Nishi stood up. ‘I don’t know how you got in here, but you’ve exposed yourselves to the virus. You have to be quarantined. Immediately.’
She reached for the intercom, gripped the handset. Instantly, a hand clamped down on hers—a giant hand. Nishi gasped as the man behind her moved into view. He was huge! Where had he come from? How had she failed to see him?
Bheem looked at the scientist, sudden excitement flashing across his face.
‘She is immune!’ he exclaimed. ‘The second saviour—Valsamma-Nambiar!’
‘What? How do you know about—?’
‘What is it?’ Aviva stared at the warrior. She had never seen him so exhilarated. ‘What have you found out?’
Bheem ignored her, concentrating on the terrified scientist. His g
rip on her arm had thrown open the door to her mind—but that door led to another that had slammed shut fifty-two hours ago. Bheem had no access to Nishi’s memories of anything she had experienced after he had emerged from Samay’s vortex.
‘You found her in the far south more than two thousand kilometres from here,’ he said urgently. ‘Where is Valsamma-Nambiar now? Tell me. Quickly!’
Nishi stared at the giant, her mind swamped with terror. ‘H—here,’ she stuttered. ‘She—she is here . . . level three . . . six floors above . . .’

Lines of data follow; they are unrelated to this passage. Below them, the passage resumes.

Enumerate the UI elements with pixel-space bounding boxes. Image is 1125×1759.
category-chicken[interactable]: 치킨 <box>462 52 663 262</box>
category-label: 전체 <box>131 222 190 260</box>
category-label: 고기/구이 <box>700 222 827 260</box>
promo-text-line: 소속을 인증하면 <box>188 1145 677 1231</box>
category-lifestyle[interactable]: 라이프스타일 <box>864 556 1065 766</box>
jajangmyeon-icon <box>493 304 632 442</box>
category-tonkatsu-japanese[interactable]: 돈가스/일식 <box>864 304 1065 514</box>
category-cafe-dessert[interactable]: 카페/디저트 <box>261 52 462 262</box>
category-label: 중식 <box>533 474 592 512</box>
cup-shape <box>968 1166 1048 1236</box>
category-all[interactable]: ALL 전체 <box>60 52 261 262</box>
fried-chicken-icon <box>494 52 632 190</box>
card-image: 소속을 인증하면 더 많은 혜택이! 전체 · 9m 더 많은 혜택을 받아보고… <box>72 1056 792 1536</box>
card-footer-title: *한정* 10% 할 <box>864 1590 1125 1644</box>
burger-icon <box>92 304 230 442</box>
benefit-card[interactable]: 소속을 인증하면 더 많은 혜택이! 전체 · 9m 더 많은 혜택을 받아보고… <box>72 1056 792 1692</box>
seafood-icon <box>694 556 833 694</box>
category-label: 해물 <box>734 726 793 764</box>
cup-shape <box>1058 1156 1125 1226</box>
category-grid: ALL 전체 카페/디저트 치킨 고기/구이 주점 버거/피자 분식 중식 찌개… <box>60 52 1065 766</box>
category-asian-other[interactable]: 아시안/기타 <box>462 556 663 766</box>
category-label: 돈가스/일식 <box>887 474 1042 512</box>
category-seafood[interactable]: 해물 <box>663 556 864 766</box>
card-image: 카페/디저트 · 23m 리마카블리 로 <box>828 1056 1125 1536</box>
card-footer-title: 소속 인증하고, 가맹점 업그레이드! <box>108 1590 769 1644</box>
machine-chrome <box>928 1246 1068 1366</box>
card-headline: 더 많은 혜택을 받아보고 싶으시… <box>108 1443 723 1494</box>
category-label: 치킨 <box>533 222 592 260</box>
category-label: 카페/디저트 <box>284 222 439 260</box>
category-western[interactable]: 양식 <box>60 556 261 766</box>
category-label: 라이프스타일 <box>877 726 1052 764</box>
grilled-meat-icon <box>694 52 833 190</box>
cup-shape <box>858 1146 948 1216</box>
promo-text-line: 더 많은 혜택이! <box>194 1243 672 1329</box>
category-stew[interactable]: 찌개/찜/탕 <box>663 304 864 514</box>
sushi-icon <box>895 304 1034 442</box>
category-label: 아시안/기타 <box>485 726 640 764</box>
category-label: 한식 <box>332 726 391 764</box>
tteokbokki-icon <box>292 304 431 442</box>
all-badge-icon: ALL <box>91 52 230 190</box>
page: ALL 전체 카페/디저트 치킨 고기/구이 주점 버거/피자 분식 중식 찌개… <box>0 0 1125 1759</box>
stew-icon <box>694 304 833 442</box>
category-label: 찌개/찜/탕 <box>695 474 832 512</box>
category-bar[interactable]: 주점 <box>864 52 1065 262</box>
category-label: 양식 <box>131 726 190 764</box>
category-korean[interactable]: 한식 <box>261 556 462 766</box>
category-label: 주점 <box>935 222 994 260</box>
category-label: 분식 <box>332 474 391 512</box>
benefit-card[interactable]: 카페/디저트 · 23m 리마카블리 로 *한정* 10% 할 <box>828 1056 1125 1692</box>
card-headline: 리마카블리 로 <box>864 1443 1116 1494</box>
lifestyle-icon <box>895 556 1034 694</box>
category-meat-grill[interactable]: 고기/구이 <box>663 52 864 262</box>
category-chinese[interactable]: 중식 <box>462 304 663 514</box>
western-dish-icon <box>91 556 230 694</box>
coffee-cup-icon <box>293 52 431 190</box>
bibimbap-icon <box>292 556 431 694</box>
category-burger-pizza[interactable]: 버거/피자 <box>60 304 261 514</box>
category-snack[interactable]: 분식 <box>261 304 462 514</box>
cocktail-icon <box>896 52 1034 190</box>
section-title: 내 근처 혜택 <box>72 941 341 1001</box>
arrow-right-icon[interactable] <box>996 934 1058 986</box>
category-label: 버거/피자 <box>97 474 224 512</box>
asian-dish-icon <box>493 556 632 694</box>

Bheem’s gaze sharpened, his grip tightening reflexively. Nishi gasped in pain and sagged.
‘You’re hurting her!’ cried Aviva.
Bheem let go and the scientist’s legs gave way. Vineet lunged, attempting to support her but his right hand failed to grip. Elbow down, the arm was blackened, dead, a petrified log of congealed blood, frozen nerves, icy skin. Nishi sank to the ground, crying out as her ankle twisted sharply. The scientist’s collapse, though, was irrelevant to Bheem. He had already turned away, his enormous hands dextrously manipulating Nishi’s computer keyboard, using knowledge gleaned from her to run security codes, pulling up images of corridors and rooms across the facility. Millions of insects infesting the building above, swarming through air ducts and stairwells into the lower levels; frantic guards; wailing alarms—to the warrior every image conveyed a single message:
‘Ashvatthama.’ Bheem grinned ferociously.
‘Ashvatth—’ Aviva stared at the giant. ‘Is he . . . ?’
Bheem turned to Aviva and Vineet. ‘Take the healer and leave this place—now!’
Aviva looked squarely at the warrior. Instinctively, the Israeli resisted unexplained orders, a propensity that had landed her in trouble more than once during her term with the Israel Defence Forces.